There's a piece of gallows humor you might hear if you bum around courthouse steps or firing ranges long enough. "If you shoot somebody on your porch," the rusty adage runs, "you'd better drag him inside the house."
And there's some truth rattling around those words. They're a reference to the "castle doctrine," a scrap of jurisprudence that came over on the boat from England and probably dates back to a time when men wanted nothing more than to throw back a few meads by the fire after a long day of evading the plague, without having to worry about the bloodthirsty Viking two doors down.
Updated for the modern homemaker, the castle doctrine means your residence is granted special legal standing — particularly when you have to fling bullets into an intruder. But it doesn't exactly mean a mortgage gives you a license to kill.
The castle doctrine exists in one form or another across the country. In some states, it's the assumed practice: more than half have carved it in stone with actual legislation, and Ohio has been in that group since 2008. But the statute is particularly noteworthy in Buckeye country because it's the spot in the code where shooters have the most latitude in terms of self-defense.
And thanks to recent events, the whole country is talking about self-defense.
In February, Florida teen Trayvon Martin was gunned down by a block-watch commando named George Zimmerman under suspicious circumstances. The gunman later claimed he thought he was jacking an armed and suspiciously hooded assailant; it turned out he shot down a kid in a hoodie packing nothing more than a bag of Skittles. Regardless, the shooting was initially squared thanks to the loose nature of Florida's self-defense laws. Cue the general outrage.
Nationwide, the heat from the Martin shooting has melted most debate down to puddles of bile, serving as a chance for old foes to bitch at each other about whether guns or people kill people. In Ohio, hard-liners on both sides of the Second Amendment actually agree: The current laws create too much gray area, and the day's not far off when we'll have to give the thumbs up or down on looser restrictions.
For now, here's what you'll need to know should a hooded assailant approach you with a deadly bag of candy.
KNOW WHEN TO RUN
Outside of your home, the basic checklist for using deadly force in the name of self-defense is pretty much the same from Solon to San Diego.
If you pull the trigger on someone, you're justified to do so if there's a reasonable belief that there was imminent danger of harm — i.e., shit was about to get real. But you don't get to play the self-defense card if you were the instigator of a dust-up that ends in bloodshed. Some states also require "necessity," meaning that nonviolent options weren't possible or were tried without success. But for violent episodes spanning a few seconds, this requirement usually gets little attention in the courtroom.

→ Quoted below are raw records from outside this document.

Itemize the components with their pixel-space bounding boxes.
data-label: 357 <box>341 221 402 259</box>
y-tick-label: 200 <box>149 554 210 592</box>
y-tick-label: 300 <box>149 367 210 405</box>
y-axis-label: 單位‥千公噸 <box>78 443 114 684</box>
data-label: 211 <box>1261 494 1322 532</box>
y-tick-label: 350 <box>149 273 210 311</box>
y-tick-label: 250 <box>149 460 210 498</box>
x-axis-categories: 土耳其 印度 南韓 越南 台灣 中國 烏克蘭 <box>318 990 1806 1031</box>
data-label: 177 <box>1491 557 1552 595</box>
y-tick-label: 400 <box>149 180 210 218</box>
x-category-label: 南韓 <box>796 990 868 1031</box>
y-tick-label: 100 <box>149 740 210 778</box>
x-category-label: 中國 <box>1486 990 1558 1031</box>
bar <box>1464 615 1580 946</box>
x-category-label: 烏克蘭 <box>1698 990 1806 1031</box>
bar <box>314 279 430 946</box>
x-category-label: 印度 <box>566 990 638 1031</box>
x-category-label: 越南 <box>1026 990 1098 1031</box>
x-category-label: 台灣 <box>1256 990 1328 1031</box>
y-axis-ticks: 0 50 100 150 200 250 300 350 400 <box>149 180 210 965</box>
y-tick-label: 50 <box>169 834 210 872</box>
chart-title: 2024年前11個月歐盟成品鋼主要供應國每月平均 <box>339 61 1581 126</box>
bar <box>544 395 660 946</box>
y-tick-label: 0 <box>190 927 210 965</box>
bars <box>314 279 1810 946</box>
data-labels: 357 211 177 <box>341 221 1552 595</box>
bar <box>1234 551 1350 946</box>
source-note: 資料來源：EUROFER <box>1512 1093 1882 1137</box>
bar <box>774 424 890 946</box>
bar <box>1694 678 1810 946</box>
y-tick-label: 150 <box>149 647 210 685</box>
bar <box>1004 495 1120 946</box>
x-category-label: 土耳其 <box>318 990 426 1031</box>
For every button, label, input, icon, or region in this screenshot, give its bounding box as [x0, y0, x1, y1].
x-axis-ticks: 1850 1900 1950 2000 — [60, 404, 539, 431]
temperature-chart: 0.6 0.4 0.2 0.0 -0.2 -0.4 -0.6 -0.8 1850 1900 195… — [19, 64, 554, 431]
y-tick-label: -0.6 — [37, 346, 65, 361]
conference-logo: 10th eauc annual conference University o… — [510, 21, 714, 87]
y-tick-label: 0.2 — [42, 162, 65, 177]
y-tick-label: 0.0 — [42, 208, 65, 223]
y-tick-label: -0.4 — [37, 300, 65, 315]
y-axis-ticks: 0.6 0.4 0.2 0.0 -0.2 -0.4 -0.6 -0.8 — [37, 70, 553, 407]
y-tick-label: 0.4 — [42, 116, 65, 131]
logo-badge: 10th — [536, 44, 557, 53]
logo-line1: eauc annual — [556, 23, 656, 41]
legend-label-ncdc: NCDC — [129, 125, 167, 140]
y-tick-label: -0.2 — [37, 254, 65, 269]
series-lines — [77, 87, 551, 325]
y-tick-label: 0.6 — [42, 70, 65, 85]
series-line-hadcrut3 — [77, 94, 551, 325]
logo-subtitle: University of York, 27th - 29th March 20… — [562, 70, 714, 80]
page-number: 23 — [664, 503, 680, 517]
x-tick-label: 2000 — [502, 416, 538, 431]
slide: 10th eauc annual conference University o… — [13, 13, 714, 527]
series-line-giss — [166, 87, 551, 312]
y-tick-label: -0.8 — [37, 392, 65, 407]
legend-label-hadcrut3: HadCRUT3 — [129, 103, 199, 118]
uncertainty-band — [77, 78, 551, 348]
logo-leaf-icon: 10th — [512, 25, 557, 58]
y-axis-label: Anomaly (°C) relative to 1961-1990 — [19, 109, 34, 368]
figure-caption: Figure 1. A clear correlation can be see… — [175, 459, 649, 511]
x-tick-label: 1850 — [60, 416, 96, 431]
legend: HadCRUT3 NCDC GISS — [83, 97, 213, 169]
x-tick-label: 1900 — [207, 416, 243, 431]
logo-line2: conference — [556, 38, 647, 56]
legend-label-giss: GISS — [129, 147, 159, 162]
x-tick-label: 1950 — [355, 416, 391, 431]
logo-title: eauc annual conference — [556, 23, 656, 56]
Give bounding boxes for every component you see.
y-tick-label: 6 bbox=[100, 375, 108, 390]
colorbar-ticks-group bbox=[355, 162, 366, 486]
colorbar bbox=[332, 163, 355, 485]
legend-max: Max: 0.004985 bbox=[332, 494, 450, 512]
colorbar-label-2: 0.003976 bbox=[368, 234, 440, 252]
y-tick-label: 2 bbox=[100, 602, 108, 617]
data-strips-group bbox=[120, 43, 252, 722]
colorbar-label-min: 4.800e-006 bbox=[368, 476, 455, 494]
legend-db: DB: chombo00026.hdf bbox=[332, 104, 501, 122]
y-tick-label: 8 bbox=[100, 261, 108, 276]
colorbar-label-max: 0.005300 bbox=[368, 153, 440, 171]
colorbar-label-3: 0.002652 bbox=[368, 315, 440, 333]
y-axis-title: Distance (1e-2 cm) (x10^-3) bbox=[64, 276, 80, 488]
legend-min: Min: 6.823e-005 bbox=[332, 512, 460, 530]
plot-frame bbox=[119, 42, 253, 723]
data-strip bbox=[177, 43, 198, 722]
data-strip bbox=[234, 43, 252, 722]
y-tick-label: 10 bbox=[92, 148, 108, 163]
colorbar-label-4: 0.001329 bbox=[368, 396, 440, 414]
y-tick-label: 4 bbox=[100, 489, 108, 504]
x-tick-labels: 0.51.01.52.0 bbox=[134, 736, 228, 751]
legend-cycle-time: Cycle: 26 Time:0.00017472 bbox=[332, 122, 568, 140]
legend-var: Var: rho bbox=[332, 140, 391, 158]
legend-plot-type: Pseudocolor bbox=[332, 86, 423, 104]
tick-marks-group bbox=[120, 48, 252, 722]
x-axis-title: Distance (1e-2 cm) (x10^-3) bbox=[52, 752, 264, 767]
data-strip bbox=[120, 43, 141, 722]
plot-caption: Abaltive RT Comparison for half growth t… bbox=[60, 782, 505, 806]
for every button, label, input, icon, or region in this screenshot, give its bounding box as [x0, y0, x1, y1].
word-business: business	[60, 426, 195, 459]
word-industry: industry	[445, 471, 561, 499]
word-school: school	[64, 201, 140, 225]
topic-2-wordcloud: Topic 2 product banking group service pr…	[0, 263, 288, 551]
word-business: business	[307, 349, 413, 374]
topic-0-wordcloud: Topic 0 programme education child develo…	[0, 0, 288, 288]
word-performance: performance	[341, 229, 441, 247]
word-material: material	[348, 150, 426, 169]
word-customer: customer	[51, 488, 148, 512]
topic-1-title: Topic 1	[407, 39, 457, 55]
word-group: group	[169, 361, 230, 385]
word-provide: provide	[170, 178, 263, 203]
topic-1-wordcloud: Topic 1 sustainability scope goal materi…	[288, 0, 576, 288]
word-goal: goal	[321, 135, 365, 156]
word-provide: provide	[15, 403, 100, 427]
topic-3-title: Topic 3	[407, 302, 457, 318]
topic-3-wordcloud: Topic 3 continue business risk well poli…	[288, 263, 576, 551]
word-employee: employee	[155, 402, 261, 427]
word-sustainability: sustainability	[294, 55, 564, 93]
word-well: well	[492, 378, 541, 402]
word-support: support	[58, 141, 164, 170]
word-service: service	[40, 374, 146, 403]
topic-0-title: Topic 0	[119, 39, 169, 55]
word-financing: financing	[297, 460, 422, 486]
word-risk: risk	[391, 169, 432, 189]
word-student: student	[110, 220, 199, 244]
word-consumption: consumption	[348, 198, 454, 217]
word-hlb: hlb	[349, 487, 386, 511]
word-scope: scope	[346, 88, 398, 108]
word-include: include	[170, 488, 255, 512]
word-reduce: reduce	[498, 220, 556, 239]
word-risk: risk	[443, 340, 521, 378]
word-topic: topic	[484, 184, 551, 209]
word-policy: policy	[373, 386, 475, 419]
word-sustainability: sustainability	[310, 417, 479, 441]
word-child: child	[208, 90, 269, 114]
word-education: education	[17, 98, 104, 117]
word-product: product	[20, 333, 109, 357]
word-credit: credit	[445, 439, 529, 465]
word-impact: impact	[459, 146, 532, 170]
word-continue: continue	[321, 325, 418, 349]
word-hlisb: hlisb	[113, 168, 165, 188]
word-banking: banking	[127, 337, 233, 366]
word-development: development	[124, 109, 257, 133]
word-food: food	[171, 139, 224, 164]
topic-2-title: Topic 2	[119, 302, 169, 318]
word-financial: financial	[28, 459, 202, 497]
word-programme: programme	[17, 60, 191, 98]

"If you are being threatened by someone with a gun, you don't have to try to go into mediation," explains Jonathan P. Witmer-Rich, a professor of law at Cleveland State University.
The final justification to drop a prospective assailant is probably the key one: whether or not you had the opportunity to haul your ass out of the area before shooting became the only option. Yes, traditionally, the law has favored flight over fight. The exception is when you're faced with a gun.
But through the common law — that slowly accumulating legal common sense that serves as the courtroom standard — most states acknowledge that, while seemingly a great idea, it's not your job to retreat inside your own home when confronted by danger. Nonetheless, in 2008, the ink dried on new legislation in Ohio that specifically said that.
The timing wasn't random. During the mid-2000s, the National Rifle Association started flexing its muscles in legislatures across the country, pushing for laws that would increase the rights of gun owners. The changes in the Ohio statute were twofold. The new law got rid of the duty to retreat from your house or vehicle when confronted. The second part performed some legal judo. Traditionally, the burden of proof in self-defense rested on whoever pulled the trigger — meaning a shooter had to convince a jury or authorities that the killing was justified. The new law introduced the presumption that if it's Colonel Mustard in his library with the revolver, it's automatically assumed to be self-defense.
The catch is that the prosecution can prove otherwise. Say you blow away a mohawked and tattooed intruder coming through the living-room window at night. According to the law, if you don't say another word after police arrive, they'll assume you drew while gripped in mortal fear. But if your distraught daughter comes downstairs, says the deceased was her harmless, unarmed boyfriend Zeke who gets drunk and crawls through the window every Saturday like clockwork — oh, and Dad never liked the guy to begin with because of the mohawk and tattoos — the cuffs are probably coming out.
That's what separates Ohio's statute from higher-proof castle doctrines elsewhere. If Zeke was going cold on a floor in Florida, you'd be OK, with or without your daughter's intervention. In the Sunshine state, all self-defense inside the home is justified.
"It doesn't matter if the intruder isn't using deadly force, it doesn't matter if the intruder isn't posing any danger to you — you can just shoot them to get them out of your house," Witmer-Rich says. "I think Ohio is pretty middle-of-the-road on this issue."